Your goal: Clearly communicate progress and solicit constructive feedback
in all One of the most unexpected things early stage founders have to figure out is how to get the most out of their board. But making effective use of the board’s guidance and support is critical. The slides you use can help you run efficient and effective board meetings and make the most of the discussions they spark.
Much has been written about optimal board meeting cadence, flow, and hygiene, but for the sake of completeness, generally shorter (~1.5 hours), more frequent meetings (~6 weeks) make sense in the early stages.
Every board has its own preferences, and ultimately the pace needs to be right for everyone. You need to send your materials 24-48 hours in advance to allow time for participants to review the materials and ask their questions. It’s also important to have your “…head” functional leaders to discuss their areas of expertise.
Then dig into the material! As a CEO, your goal is to clearly communicate business progress and solicit constructive feedback. So when you put your deck together, the information in your deck is more important than the visual design, although both are important.
The slides in this article are not a complete presentation. They are examples of real early board slides from seed and series A stage companies that do a great job of informing boards and driving constructive discussions. (Disclosure: Costanoa Ventures invested in Highnote and Highline.)
Showing the Progress of Business: Where the Rubber Meets the Road
It’s a powerful opening: it briefly reviews key accomplishments and sets the stage for the company’s main priorities until the next board update. It also effectively identifies the main discussion points for the CEO and the board. While ideally your board would read the slides ahead of time, they often don’t.
This slide helps prepare everyone up front and creates a framework for a helpful discussion. Remember, this is what board meetings are all about: discussion, not presentation or reading.
Here’s another great slide: “Business Metrics Overview” is a snapshot of the key metrics the board uses to measure the company. Every company has its own key metrics, but it’s best to start with a summary to set the context for how progress will be measured.

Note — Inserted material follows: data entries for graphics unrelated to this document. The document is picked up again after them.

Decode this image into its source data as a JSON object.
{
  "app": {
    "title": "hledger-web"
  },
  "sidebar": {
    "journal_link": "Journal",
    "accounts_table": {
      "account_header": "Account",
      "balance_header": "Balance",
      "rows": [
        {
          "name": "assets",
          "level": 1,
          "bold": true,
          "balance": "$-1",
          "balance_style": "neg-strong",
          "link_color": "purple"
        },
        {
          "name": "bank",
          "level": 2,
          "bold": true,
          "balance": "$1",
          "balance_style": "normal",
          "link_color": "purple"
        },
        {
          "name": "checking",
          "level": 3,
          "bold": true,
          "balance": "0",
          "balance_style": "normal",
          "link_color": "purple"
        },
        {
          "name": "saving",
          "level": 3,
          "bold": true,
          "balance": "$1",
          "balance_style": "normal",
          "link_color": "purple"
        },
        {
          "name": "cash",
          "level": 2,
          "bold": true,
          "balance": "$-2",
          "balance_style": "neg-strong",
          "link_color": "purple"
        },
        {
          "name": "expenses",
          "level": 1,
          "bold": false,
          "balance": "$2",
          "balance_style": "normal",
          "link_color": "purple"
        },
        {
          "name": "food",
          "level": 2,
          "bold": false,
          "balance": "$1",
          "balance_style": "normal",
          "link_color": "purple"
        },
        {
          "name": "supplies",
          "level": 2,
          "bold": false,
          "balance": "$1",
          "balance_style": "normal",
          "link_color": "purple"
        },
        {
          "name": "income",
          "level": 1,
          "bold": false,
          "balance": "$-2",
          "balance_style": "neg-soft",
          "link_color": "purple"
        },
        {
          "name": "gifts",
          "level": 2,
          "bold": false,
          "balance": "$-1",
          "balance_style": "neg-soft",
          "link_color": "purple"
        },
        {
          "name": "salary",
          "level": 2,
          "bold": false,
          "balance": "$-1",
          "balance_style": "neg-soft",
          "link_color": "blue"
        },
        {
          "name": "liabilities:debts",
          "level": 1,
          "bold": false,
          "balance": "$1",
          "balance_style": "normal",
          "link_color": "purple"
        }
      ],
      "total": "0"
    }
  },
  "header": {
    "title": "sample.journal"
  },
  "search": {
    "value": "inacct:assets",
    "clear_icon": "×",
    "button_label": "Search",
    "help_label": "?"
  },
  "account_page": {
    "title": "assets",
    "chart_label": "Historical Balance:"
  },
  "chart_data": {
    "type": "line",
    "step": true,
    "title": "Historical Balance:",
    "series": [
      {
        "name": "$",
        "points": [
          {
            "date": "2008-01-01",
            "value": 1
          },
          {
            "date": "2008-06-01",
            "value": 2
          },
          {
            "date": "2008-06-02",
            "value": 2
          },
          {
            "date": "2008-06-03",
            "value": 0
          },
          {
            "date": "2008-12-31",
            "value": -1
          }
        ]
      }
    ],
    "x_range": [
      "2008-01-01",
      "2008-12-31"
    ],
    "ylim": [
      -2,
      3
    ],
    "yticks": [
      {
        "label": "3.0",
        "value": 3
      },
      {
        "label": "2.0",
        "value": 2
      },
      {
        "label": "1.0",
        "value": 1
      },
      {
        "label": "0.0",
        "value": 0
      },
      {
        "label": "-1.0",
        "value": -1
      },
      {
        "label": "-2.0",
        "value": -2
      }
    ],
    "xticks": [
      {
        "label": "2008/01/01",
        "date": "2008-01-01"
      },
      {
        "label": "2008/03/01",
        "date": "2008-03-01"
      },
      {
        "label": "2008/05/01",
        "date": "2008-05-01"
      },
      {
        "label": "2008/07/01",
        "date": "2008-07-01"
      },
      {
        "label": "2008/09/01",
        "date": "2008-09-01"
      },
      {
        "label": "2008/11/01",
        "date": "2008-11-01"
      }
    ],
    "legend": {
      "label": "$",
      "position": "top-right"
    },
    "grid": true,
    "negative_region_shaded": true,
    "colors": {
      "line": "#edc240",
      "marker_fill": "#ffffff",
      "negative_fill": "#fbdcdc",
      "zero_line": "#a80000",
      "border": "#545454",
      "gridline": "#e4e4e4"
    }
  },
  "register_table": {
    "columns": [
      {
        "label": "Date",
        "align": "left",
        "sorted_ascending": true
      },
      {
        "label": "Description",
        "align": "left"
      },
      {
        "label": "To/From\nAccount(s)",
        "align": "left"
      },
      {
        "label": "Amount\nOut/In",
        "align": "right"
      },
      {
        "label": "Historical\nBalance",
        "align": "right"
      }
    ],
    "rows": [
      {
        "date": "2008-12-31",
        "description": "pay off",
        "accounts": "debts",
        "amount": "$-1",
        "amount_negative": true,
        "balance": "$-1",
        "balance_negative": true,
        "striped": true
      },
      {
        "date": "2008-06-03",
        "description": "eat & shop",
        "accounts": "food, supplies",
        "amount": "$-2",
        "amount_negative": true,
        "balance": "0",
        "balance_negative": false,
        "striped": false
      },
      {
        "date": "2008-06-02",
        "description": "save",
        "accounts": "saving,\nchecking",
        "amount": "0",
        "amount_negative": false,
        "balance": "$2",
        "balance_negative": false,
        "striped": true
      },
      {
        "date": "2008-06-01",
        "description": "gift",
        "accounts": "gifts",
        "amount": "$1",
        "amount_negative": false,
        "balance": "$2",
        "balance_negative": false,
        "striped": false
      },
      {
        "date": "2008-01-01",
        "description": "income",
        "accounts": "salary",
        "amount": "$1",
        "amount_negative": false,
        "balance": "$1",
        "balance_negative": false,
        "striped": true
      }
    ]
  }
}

Your board members often work with many companies and don’t always know the best way to measure the company’s progress. So this is where you build how to best understand your particular key metric.
For early-stage companies, revenue is usually a lagging indicator, so it’s not your most important metric. For example, by listing your key metrics and marking them with a red or green dot, your board can quickly see what’s on/off track they always need to know. Unlike you, they don’t live and die according to your plan, so you need to remind them here.